Moving ETH or assets to an L2: Use the canonical bridge for that L2 (bridge.arbitrum.io, app.optimism.io/bridge, bridge.base.org). Slower than third-party bridges by design, but security inherits from Ethereum.
Time-sensitive routing across many chains: Intent-based bridges (Across, Eco) and aggregator routers price the tradeoff between speed and cost. Stick to protocols with public solver economics and recent audits. See our roundup of the best crypto bridges.
Large transfers (more than $100K): Split across two bridges, prefer Tier 1 routes, and consider holding the destination asset in a separate wallet from where you bridge to. Never bridge an entire treasury in a single transaction.

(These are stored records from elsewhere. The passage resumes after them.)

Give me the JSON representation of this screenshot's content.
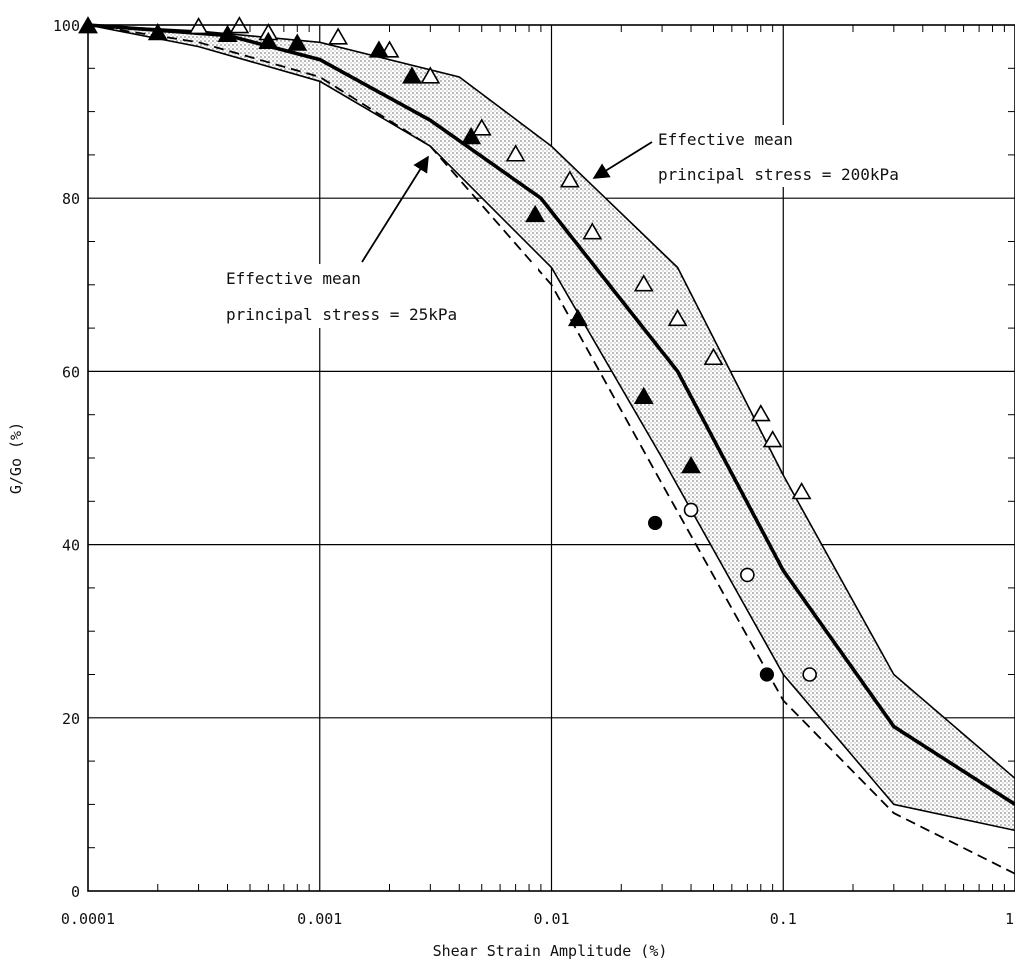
{
  "chart_data": {
    "type": "line",
    "title": "",
    "xlabel": "Shear Strain Amplitude (%)",
    "ylabel": "G/Go (%)",
    "xscale": "log",
    "xlim": [
      0.0001,
      1
    ],
    "ylim": [
      0,
      100
    ],
    "grid": true,
    "x_tick_labels": [
      "0.0001",
      "0.001",
      "0.01",
      "0.1",
      "1"
    ],
    "y_tick_labels": [
      "0",
      "20",
      "40",
      "60",
      "80",
      "100"
    ],
    "band": {
      "upper": {
        "x": [
          0.0001,
          0.0003,
          0.001,
          0.004,
          0.01,
          0.035,
          0.1,
          0.3,
          1
        ],
        "y": [
          100,
          99.3,
          98,
          94,
          86,
          72,
          48,
          25,
          13
        ]
      },
      "lower": {
        "x": [
          0.0001,
          0.0003,
          0.001,
          0.003,
          0.01,
          0.03,
          0.1,
          0.3,
          1
        ],
        "y": [
          100,
          97.5,
          93.5,
          86,
          72,
          50,
          25,
          10,
          7
        ]
      }
    },
    "series": [
      {
        "style": "thick-solid",
        "x": [
          0.0001,
          0.0004,
          0.001,
          0.003,
          0.009,
          0.035,
          0.1,
          0.3,
          1
        ],
        "y": [
          100,
          98.8,
          96,
          89,
          80,
          60,
          37,
          19,
          10
        ]
      },
      {
        "style": "dashed",
        "x": [
          0.0001,
          0.0003,
          0.001,
          0.003,
          0.01,
          0.03,
          0.1,
          0.3,
          1
        ],
        "y": [
          100,
          98,
          94,
          86,
          70,
          47,
          22,
          9,
          2
        ]
      }
    ],
    "markers": {
      "open_triangle": {
        "x": [
          0.0003,
          0.00045,
          0.0006,
          0.0012,
          0.002,
          0.003,
          0.005,
          0.007,
          0.012,
          0.015,
          0.025,
          0.035,
          0.05,
          0.08,
          0.09,
          0.12
        ],
        "y": [
          99.7,
          99.8,
          99,
          98.5,
          97,
          94,
          88,
          85,
          82,
          76,
          70,
          66,
          61.5,
          55,
          52,
          46
        ]
      },
      "filled_triangle": {
        "x": [
          0.0001,
          0.0002,
          0.0004,
          0.0006,
          0.0008,
          0.0018,
          0.0025,
          0.0045,
          0.0085,
          0.013,
          0.025,
          0.04
        ],
        "y": [
          99.8,
          99,
          98.8,
          98,
          97.8,
          97,
          94,
          87,
          78,
          66,
          57,
          49
        ]
      },
      "open_circle": {
        "x": [
          0.04,
          0.07,
          0.13
        ],
        "y": [
          44,
          36.5,
          25
        ]
      },
      "filled_circle": {
        "x": [
          0.028,
          0.085
        ],
        "y": [
          42.5,
          25
        ]
      }
    },
    "annotations": [
      {
        "lines": [
          "Effective mean",
          "principal stress = 200kPa"
        ]
      },
      {
        "lines": [
          "Effective mean",
          "principal stress = 25kPa"
        ]
      }
    ]
  }
}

Are crypto bridges safe enough to use?
Yes, with discipline. The $2.5B+ in losses Chainalysis tracked from 2021 to 2023 came almost entirely from Tier 3 and Tier 4 bridges, and most of those projects either no longer exist or have rebuilt with stronger trust models. Tier 1 burn-and-mint bridges like CCTP have no known successful exploits to date. Tier 2 intent and optimistic designs have a clean track record over the last 24 months. The bridges that are unsafe are still unsafe, but the safe options have gotten genuinely safe. The decision is no longer "bridge or do not bridge"; it is "which tier."
Methodology and sources
Hack figures cross-referenced between Rekt News incident pages and the Chainalysis 2024 Crypto Crime Report. Bridge trust models verified against each protocol's public documentation: Circle CCTP docs, Across docs, Stargate docs, Wormhole docs. Attribution of the Ronin attack to Lazarus Group via the US Treasury OFAC designation, April 2022. Published May 19, 2026.